Fiche : Le village des schtroumpfs

Aït Iktel, c’est un peu le village des schtroumpfs. En tous cas, c’est l’impression qu’on en garde. Tellement petit et tellement autonome. Si on n’y voit pas des petits hommes bleus, on y trouve pourtant des hommes travailleurs et surtout solidaires. Aït Iktel, signalons-le, est un village berbère, situé à quelques cent kilomètres de Marrakech, au creux des montagnes du Haut-Atlas, à 1200 mètres d’altitude. Un village typique dont les habitants ont tout fait pour maintenir son cachet originel. En effet, à Aït Iktel, point de briques, mais uniquement de la pierre. C’est d’ailleurs cette caractéristique qui a valu au douar le prix Aga Khan d’architecture (prix instauré en 1977 pour récompenser l'excellence en architecture dans les sociétés musulmanes). Aït Iktel, c’est aussi quelques 1000 habitants, 141 foyers et 7 grandes familles, dont la famille de Ali Amahane, fondateur de l’AID. Cet anthropologue (sa thèse de doctorat à la Sorbonne portait sur les structures sociales dans le Haut-Atlas), passé spécialiste ès recherche de fonds a pu associer aux réalisations de l’association plusieurs partenaires nationaux (ministères, Fondation BMCE, Fondation Dar Bellarj, association Migration et développement, l’Heure Joyeuse…) et internationaux (ambassade du Japon, de France, d’Allemagne, Banque mondiale…).
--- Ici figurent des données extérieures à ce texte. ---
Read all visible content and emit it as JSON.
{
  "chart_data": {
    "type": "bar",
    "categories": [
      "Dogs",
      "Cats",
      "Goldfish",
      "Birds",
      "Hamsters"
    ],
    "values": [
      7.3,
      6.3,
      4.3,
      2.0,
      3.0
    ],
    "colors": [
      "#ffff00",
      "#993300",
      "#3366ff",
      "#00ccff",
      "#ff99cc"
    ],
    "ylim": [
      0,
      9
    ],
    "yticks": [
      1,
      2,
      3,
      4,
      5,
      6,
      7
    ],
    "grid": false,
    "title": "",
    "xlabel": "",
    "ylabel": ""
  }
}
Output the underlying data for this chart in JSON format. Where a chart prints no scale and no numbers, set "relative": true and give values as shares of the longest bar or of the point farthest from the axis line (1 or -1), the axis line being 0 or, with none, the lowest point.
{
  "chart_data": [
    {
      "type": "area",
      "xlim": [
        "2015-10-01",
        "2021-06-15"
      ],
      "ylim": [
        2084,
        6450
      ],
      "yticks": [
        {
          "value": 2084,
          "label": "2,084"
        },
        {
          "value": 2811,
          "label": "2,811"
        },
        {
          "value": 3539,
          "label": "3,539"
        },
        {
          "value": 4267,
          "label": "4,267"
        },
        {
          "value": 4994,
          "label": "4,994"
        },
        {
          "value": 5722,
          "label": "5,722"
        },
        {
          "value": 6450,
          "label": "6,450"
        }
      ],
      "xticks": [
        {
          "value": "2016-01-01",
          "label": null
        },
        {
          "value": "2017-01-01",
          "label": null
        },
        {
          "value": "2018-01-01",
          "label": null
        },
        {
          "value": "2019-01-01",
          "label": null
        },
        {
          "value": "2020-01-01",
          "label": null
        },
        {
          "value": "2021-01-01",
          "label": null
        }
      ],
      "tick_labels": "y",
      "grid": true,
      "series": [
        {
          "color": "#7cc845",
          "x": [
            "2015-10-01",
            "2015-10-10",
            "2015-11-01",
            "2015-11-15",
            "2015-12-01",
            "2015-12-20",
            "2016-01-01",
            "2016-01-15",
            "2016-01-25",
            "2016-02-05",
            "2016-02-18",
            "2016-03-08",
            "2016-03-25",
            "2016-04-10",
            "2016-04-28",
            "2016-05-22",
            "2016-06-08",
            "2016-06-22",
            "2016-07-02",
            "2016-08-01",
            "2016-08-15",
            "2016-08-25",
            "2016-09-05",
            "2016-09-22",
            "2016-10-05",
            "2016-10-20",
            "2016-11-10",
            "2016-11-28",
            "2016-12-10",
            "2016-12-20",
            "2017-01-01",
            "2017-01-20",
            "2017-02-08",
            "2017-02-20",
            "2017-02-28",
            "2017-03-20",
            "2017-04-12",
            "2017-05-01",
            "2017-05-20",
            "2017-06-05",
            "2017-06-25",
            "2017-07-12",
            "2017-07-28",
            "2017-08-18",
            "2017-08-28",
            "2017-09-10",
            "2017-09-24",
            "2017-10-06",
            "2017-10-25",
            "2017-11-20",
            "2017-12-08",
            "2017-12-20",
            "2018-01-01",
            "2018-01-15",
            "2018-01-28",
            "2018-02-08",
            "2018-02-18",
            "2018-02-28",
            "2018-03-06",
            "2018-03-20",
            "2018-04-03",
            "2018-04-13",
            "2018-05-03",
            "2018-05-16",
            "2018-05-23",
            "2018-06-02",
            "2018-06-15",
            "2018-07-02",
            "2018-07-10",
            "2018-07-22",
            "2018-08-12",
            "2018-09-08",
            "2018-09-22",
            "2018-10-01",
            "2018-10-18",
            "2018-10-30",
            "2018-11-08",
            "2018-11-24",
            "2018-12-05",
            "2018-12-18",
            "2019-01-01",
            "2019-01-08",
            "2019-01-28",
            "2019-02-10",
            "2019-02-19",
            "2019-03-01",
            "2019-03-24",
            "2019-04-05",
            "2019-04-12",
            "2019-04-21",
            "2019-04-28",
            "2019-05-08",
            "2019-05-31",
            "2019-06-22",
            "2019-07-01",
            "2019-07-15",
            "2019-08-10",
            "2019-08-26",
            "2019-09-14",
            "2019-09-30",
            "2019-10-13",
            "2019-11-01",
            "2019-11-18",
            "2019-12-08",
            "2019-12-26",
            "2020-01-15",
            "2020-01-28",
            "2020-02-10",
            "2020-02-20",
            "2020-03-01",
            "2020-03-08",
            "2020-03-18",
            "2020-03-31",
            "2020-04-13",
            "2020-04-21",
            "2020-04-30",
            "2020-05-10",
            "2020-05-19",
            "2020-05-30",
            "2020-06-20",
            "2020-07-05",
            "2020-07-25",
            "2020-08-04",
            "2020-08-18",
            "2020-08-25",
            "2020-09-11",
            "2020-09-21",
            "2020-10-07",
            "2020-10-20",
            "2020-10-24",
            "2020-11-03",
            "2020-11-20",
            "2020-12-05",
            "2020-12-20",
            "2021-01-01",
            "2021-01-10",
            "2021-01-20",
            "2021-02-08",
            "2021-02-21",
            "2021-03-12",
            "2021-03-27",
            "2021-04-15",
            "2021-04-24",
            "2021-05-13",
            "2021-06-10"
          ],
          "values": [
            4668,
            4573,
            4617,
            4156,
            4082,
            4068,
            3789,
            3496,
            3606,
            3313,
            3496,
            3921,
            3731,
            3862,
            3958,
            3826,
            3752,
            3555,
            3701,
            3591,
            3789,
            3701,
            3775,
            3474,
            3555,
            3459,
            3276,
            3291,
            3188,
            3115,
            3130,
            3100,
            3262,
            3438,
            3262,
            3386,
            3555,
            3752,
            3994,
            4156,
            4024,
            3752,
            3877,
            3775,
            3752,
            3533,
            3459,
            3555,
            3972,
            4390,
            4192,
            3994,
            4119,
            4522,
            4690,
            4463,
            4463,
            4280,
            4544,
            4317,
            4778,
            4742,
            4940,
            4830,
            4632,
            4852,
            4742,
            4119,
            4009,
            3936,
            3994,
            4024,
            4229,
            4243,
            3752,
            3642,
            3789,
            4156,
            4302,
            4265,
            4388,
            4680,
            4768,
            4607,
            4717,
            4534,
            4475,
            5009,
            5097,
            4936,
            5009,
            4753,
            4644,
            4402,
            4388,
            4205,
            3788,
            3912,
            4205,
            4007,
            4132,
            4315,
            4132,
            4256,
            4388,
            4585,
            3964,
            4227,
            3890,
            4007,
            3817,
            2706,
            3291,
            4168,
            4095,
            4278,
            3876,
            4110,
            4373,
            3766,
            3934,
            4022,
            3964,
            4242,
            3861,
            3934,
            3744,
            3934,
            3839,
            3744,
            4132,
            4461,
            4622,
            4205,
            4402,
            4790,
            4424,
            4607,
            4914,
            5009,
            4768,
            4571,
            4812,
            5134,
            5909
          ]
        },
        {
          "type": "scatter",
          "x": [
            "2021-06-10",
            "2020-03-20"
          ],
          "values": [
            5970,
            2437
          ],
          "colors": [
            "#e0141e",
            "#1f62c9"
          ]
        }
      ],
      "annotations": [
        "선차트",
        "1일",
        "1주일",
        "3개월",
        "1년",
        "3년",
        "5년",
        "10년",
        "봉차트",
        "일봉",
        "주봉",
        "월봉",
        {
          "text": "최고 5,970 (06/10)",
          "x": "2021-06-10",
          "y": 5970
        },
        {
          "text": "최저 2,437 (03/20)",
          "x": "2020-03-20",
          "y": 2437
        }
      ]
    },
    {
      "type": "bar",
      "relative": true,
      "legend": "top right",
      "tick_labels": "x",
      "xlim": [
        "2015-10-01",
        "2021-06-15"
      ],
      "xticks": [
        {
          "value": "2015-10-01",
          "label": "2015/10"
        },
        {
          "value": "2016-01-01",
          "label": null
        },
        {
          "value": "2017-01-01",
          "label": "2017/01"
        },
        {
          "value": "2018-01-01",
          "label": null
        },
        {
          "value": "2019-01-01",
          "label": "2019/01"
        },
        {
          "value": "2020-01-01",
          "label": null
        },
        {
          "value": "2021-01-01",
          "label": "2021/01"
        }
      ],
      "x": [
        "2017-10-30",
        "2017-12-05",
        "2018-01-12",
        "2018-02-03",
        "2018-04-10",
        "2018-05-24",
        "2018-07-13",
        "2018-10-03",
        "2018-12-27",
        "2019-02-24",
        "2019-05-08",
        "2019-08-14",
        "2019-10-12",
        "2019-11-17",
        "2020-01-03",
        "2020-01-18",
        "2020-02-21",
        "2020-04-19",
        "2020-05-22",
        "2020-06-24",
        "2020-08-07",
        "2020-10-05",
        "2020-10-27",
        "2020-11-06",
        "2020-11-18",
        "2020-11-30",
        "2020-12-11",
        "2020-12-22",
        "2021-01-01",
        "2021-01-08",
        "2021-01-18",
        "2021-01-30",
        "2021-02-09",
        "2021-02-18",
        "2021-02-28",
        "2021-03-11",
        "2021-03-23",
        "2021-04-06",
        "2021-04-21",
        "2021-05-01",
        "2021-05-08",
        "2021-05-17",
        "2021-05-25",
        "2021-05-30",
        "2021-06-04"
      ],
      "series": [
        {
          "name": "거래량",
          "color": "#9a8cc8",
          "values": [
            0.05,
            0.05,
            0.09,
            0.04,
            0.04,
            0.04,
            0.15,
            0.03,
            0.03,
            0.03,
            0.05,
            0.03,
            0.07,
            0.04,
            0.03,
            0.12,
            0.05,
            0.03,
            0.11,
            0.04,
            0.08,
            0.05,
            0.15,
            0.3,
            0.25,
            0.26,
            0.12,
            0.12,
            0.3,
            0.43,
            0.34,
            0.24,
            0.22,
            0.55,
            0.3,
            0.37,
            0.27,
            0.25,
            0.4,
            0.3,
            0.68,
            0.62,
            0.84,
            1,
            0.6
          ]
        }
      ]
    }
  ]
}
Autant dire un travail de titan…
 
Cetarticle est absé sur le livre "ONG rurales du Haut-Atlas, Les Aït Débrouille" de Fatéma Mernissi.


Je l'avais acheté il y aquelques mois i est très intéressant.

Elle vient d'en sortir un 2ème sur la société civile qui bouge au Maroc, surtout dans les régions amazighes.
 
c'est grâce à l'intelectuel ali amahale, fils du village, que des ong ont financé queleques projets, à nous d'ouvrer dans ce sens.